Наконец он заметил Нину, которая спешила к нему, толкая перед собой блестящую от дождя, вспыхивающую в раскачивающемся свете фонарей коляску. Он помнил, как сердце его застучало. Они ведь не виделись долго. Нина приостановилась, словно ей стало трудно двигаться, и он почувствовал, с какой силой ее руки вцепились в эту коляску и как она вся напряглась и застыла. Тогда он побежал к ней сам, перчатки упали в лужу, но, кажется, он их не поднял. Как странно, что все это — как фотография. Достанешь откуда-то, из влажной и темной коробки сознания, смотришь и смотришь… Упали перчатки. К чему это помнить?
Николай Арнольдович поцеловал Нину в мокрую теплую щеку и, заглянув под клеенчатый козырек коляски, увидел сидящего в ней большеглазого ребенка. Он не знал, что сказать, что сделать, боялся обидеть Нину, которая, задыхаясь от быстрого бега, с ожиданием смотрела на него. Ну, что же? Прекрасный здоровый ребенок. И имя достойное, русское: Ксения.

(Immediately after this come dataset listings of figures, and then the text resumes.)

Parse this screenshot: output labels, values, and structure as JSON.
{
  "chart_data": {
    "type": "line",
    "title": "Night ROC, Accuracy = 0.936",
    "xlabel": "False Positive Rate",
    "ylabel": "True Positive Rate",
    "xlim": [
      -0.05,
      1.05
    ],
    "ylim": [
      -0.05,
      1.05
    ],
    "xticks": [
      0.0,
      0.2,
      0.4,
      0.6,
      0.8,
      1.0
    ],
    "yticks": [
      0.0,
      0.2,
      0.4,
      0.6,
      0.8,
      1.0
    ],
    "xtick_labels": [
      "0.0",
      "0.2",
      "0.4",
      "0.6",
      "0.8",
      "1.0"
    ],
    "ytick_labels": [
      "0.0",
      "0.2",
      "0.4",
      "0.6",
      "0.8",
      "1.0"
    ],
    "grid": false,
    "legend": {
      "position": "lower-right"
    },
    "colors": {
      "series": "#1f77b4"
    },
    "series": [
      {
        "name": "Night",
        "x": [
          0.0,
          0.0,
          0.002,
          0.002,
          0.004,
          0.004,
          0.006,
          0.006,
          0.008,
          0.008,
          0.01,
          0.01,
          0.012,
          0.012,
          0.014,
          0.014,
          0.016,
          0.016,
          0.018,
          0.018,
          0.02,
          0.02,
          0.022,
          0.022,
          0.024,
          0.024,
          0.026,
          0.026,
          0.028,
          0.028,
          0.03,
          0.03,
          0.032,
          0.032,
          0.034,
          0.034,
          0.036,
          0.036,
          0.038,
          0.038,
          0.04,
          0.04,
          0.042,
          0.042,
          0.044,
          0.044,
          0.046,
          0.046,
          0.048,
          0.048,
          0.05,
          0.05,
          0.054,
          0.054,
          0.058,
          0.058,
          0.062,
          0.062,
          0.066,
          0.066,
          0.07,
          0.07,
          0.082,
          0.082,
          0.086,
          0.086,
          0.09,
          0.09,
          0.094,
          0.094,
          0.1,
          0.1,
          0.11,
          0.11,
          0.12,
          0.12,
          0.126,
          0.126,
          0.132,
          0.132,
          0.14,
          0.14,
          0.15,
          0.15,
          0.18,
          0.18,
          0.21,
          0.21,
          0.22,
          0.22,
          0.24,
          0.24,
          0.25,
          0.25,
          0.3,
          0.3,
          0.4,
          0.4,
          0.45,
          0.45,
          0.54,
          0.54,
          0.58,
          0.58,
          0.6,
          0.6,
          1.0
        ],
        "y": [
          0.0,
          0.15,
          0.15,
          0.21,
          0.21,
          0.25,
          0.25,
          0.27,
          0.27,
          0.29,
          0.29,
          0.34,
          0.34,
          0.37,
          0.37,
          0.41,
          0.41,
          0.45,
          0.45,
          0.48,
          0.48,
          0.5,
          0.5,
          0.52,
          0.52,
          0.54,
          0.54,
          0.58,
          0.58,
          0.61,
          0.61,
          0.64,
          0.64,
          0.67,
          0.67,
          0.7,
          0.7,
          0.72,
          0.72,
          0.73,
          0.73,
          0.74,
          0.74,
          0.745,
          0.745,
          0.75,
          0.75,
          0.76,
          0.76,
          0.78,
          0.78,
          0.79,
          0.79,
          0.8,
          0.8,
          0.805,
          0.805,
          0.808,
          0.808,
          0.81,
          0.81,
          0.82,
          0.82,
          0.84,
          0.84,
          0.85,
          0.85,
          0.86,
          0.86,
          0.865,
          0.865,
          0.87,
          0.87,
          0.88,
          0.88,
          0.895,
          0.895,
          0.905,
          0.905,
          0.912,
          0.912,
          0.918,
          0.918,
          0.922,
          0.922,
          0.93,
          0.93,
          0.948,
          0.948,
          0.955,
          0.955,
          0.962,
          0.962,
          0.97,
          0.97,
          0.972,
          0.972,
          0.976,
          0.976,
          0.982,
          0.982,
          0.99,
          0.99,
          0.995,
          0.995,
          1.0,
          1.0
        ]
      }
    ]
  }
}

А потом, через четыре почти года, когда Николай Арнольдович был уже женат, успокоен, ухожен, предоставилась возможность поработать в ИМЛИ, поехать на месяц в Москву, — он поехал, думая разыскать Нину и даже увидеть ребенка, но не успел, потому что Нина разыскала его сама (тогда ему пришло в голову, что она как-то, через общих московских знакомых, ни на день не упускает его из виду!), она разыскала, позвонила в гостиницу из автомата — иначе нельзя, ведь опасно! — и прибежала в музей, где Николай Арнольдович выступал с докладом о Пушкине и о Державине. Чуть только он поднялся из подвальчика, где была раздевалка, вспухшая от тяжелой зимней одежды, платков этих вязаных, шуб, благоухающая снегом, — как Нина неожиданно выросла перед ним, испуганная, только что с улицы, с московского ветра, с мороза, держа за руку закутанную, в широкой цигейковой шубке и капоре, девочку.
* * *— Мне нужен билет до Москвы и обратно, — глуховато и спокойно сказал Николай Арнольдович в трубку. — Но только мне срочно.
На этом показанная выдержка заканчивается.